Norway has one,
Chile has one, Qatar has one. Sovereign wealth funds (SWF)seem to be the new
must-have accessory for African governments—especially those with freshly
discovered oil and gas reserves. In the past three years Angola, Ghana and
Nigeria have all set up funds. A string of other countries including Kenya,
Liberia, Mozambique and Tanzania are planning to follow suit. Generally, the
goal is to put aside and invest surplus revenues, a bit like a pension fund, so
they can be used when finite resources such as oil and gas run out. SWFs also
act as fiscal stabilisation mechanisms, giving governments access to liquid
assets they can draw on in times of need—crucial for resource-dependent
countries vulnerable to commodity price shocks. They can also channel
investment into specific projects like infrastructure development. A
well-managed SWF boosts credit ratings and lowers borrowing costs. It also
raises a country’s profile: where there is money to invest, bankers and
financial publications will queue up to know more.
But can countries like Angola and Nigeria, with high child
mortality rates, low life expectancy and entrenched poverty, justify holding
oil revenues out of their state budgets to put them into separate funds for a
rainy day?
“Our government tells us this fund is about saving for a
future generation,” said Elias Isaac, director of the Angola office of Open
Society Initiative for Southern Africa. “But how can you even think about that
when such a large portion of the current generation is living in poverty
without access to basic services?”
What are the guarantees that SWFs will be insulated from the
endemic corruption found in resource-rich African countries? Without full
transparency and oversight, he warns, funds set up to benefit a country can
turn into vehicles for patronage, corruption and squandered wealth. The Libyan
Investment Authority (LIA), set up in 2006 by the country’s former dictator,
Muammar Gaddafi, and run by his inner circle including his sons, is often cited
as an example of how a mismanaged SWF can do more harm than good.

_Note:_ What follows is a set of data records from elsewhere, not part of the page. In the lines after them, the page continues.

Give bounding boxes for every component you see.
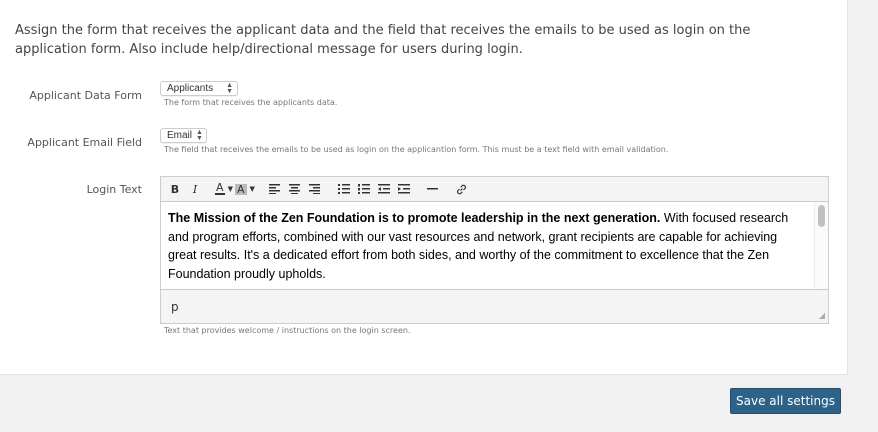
applicant-email-help: The field that receives the emails to be… — [164, 145, 669, 154]
font-color-icon: A — [215, 181, 225, 195]
save-all-settings-button[interactable]: Save all settings — [730, 388, 841, 414]
applicant-email-selected: Email — [167, 130, 193, 141]
horizontal-rule-button[interactable] — [424, 180, 442, 198]
bullet-list-icon — [337, 184, 350, 194]
element-path[interactable]: p — [171, 300, 179, 314]
applicant-form-help: The form that receives the applicants da… — [164, 98, 338, 107]
login-text-label: Login Text — [86, 183, 142, 196]
background-color-icon: A — [235, 182, 247, 196]
bullet-list-button[interactable] — [335, 180, 353, 198]
scrollbar-thumb[interactable] — [818, 205, 825, 227]
bold-button[interactable]: B — [166, 180, 184, 198]
editor-content[interactable]: The Mission of the Zen Foundation is to … — [161, 202, 828, 290]
select-arrows-icon: ▲ ▼ — [226, 81, 233, 95]
caret-down-icon: ▼ — [227, 185, 233, 193]
align-right-button[interactable] — [306, 180, 324, 198]
align-center-button[interactable] — [286, 180, 304, 198]
align-left-icon — [269, 184, 281, 194]
login-text-editor: B I A ▼ A ▼ The Mission of the Zen Found… — [160, 176, 829, 324]
outdent-button[interactable] — [375, 180, 393, 198]
outdent-icon — [377, 184, 390, 194]
numbered-list-icon — [357, 184, 370, 194]
align-right-icon — [309, 184, 321, 194]
caret-down-icon: ▼ — [249, 185, 255, 193]
numbered-list-button[interactable] — [355, 180, 373, 198]
editor-toolbar: B I A ▼ A ▼ — [161, 177, 828, 202]
intro-text: Assign the form that receives the applic… — [15, 23, 751, 57]
font-color-button[interactable]: A ▼ — [215, 180, 233, 198]
select-arrows-icon: ▲ ▼ — [196, 128, 203, 142]
italic-button[interactable]: I — [186, 180, 204, 198]
align-center-icon — [289, 184, 301, 194]
align-left-button[interactable] — [266, 180, 284, 198]
indent-icon — [397, 184, 410, 194]
applicant-form-label: Applicant Data Form — [29, 89, 142, 102]
settings-panel: Assign the form that receives the applic… — [0, 0, 848, 375]
login-text-help: Text that provides welcome / instruction… — [164, 326, 411, 335]
applicant-email-select[interactable]: Email ▲ ▼ — [160, 128, 207, 143]
editor-bold-text: The Mission of the Zen Foundation is to … — [168, 211, 661, 225]
applicant-email-label: Applicant Email Field — [27, 136, 142, 149]
editor-statusbar: p ◢ — [161, 290, 828, 323]
horizontal-rule-icon — [427, 188, 439, 190]
link-button[interactable] — [453, 180, 471, 198]
applicant-form-select[interactable]: Applicants ▲ ▼ — [160, 81, 238, 96]
link-icon — [457, 184, 467, 194]
applicant-form-selected: Applicants — [167, 83, 214, 94]
indent-button[interactable] — [395, 180, 413, 198]
background-color-button[interactable]: A ▼ — [235, 180, 255, 198]
resize-handle-icon[interactable]: ◢ — [819, 311, 825, 320]
editor-scrollbar[interactable] — [814, 202, 828, 289]
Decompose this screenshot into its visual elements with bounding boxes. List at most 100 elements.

Full details
of what went on at the fund have never been disclosed. (Accounting firm
Deloitte valued the LIA assets at $66 billion, according to an April 2014
Bloomberg news article.) However, accounts published since Mr Gaddafi’s death
have reported a costly mix of corruption and incompetence by fund officials as
well as external managers hired to invest its assets.
Angola’s fund was launched in 2012 and claiming assets of $5
billion, it is sub-Saharan Africa’s second largest after Botswana’s Pula Fund. From
day one, the inclusion on the board of José Filomeno de Sousa dos Santos, the
eldest son of Angola’s president of 35 years, has overshadowed the Fundo
Soberano de Angola (FSDEA). Angolan opposition parties are not only displeased
with the involvement of Mr dos Santos, who is now chairman, and his close
business associates, but also with the lack of public consultation that
preceded the FSDEA’s formation. “Members of Parliament were not given an
opportunity to discuss the political scope of the fund or view its legal
framework,” lamented Alcides Sakala, a spokesman for Angola’s largest
opposition party, the National Union for the Total Independence of Angola. “The
result is a lack of transparency in the management of public affairs,” he
added. “While there is no separation of powers these abuses of power will
continue, encouraging corruption, embezzlement of public funds, and money
laundering.”
The most pressing issue for all African funds is the
plummeting price of oil. After years of surplus, Angola is staring at a deficit
of as much as 14% of GDP for 2015 due to the collapse in the price of crude,
the country’s main source of revenue. In January the government in Luanda
announced a public hiring freeze and other austerity measures. It has ignored
calls from the IMF to include a stabilisation tool within the FSDEA. So, while
Angola has a hotel school that promises to create jobs in the long-term, for
now it must borrow on the global markets at elevated prices to control its
deficit.
Does it make sense to borrow money at a higher cost than the
return on investment? Or is it wiser to put cash aside for future generations
while slashing public spending for those in the present?